Evaluating Deep Neural Network Models on Ultrasound Single Image Super Resolution


Mikaeili M., BİLGE H. Ş.

2023 Medical Technologies Congress, TIPTEKNO 2023, Famagusta, Kıbrıs (Gkry), 10 - 12 Kasım 2023 identifier

  • Yayın Türü: Bildiri / Tam Metin Bildiri
  • Doi Numarası: 10.1109/tiptekno59875.2023.10359188
  • Basıldığı Şehir: Famagusta
  • Basıldığı Ülke: Kıbrıs (Gkry)
  • Anahtar Kelimeler: Deep neural network, single image super resolution, ultrasound imaging
  • Gazi Üniversitesi Adresli: Evet

Özet

Ultrasound imaging is widely applied within the medical field, offering numerous applications. Nevertheless, a significant limitation of this imaging modality lies in its susceptibility to artifacts and speckle noise. Thus, the provision of ultrasound images with elevated resolution holds paramount importance for accurate diagnosis and treatment. This study focuses on evaluating the efficacy of three distinct deep neural network architectures in achieving super resolution.
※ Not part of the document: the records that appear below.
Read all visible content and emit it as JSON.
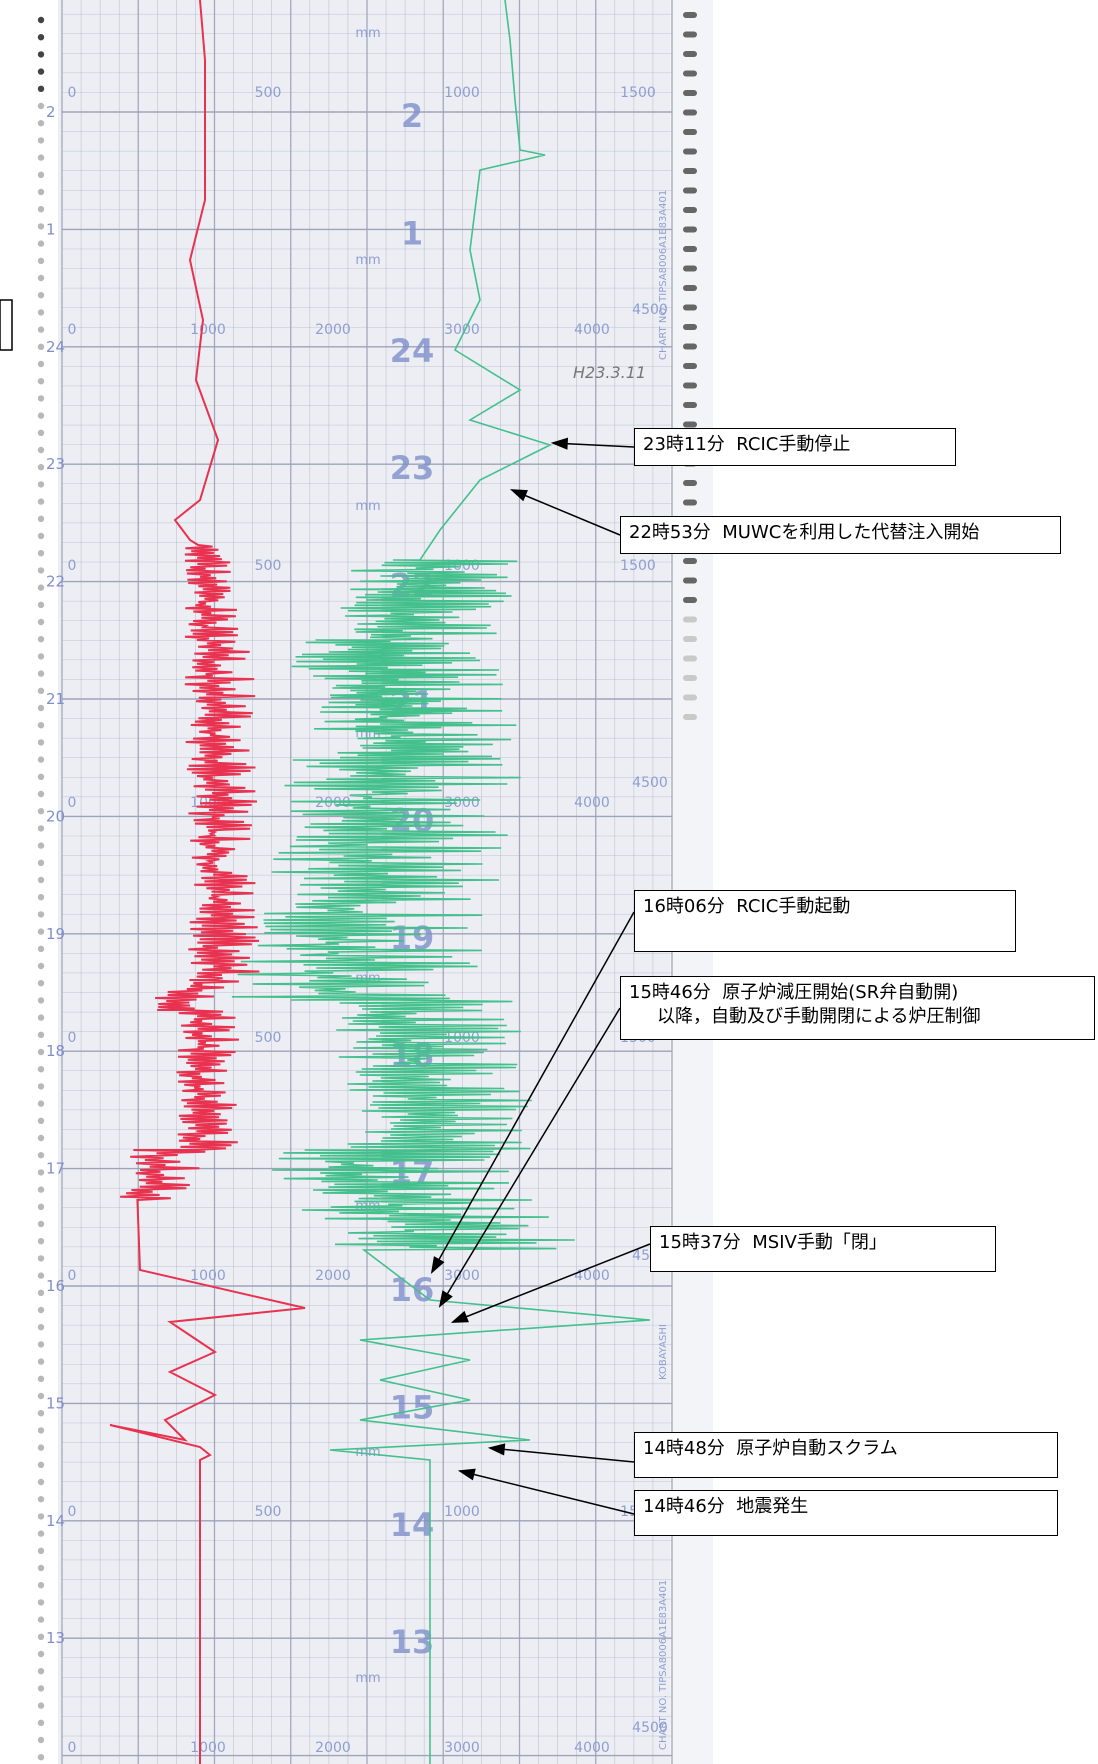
{
  "chart": {
    "unit_label": "mm",
    "handwritten_date": "H23.3.11",
    "chart_no": "CHART NO. TIPSA8006A1E83A401",
    "recorder_mark": "KOBAYASHI"
  },
  "colors": {
    "paper": "#eceef4",
    "grid": "#9aa0b5",
    "scale_text": "#8f9ed0",
    "hour_text": "#7f8fcb",
    "red_trace": "#e8324f",
    "green_trace": "#44c08c"
  },
  "hours": [
    "2",
    "1",
    "24",
    "23",
    "22",
    "21",
    "20",
    "19",
    "18",
    "17",
    "16",
    "15",
    "14",
    "13"
  ],
  "scales": {
    "level": [
      "0",
      "500",
      "1000",
      "1500"
    ],
    "pressure": [
      "0",
      "1000",
      "2000",
      "3000",
      "4000",
      "4500"
    ]
  },
  "annotations": [
    {
      "time": "23時11分",
      "text": "RCIC手動停止"
    },
    {
      "time": "22時53分",
      "text": "MUWCを利用した代替注入開始"
    },
    {
      "time": "16時06分",
      "text": "RCIC手動起動"
    },
    {
      "time": "15時46分",
      "text": "原子炉減圧開始(SR弁自動開)",
      "line2": "以降，自動及び手動開閉による炉圧制御"
    },
    {
      "time": "15時37分",
      "text": "MSIV手動「閉」"
    },
    {
      "time": "14時48分",
      "text": "原子炉自動スクラム"
    },
    {
      "time": "14時46分",
      "text": "地震発生"
    }
  ]
}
Additionally, the obtained results are juxtaposed against those yielded by conventional methods. Based on our findings, the ESPCN network architecture emerges as the most effective, surpassing both alternative neural network models and conventional techniques. The outcomes of ESPCN are closely followed by those of the SRCNN network architecture.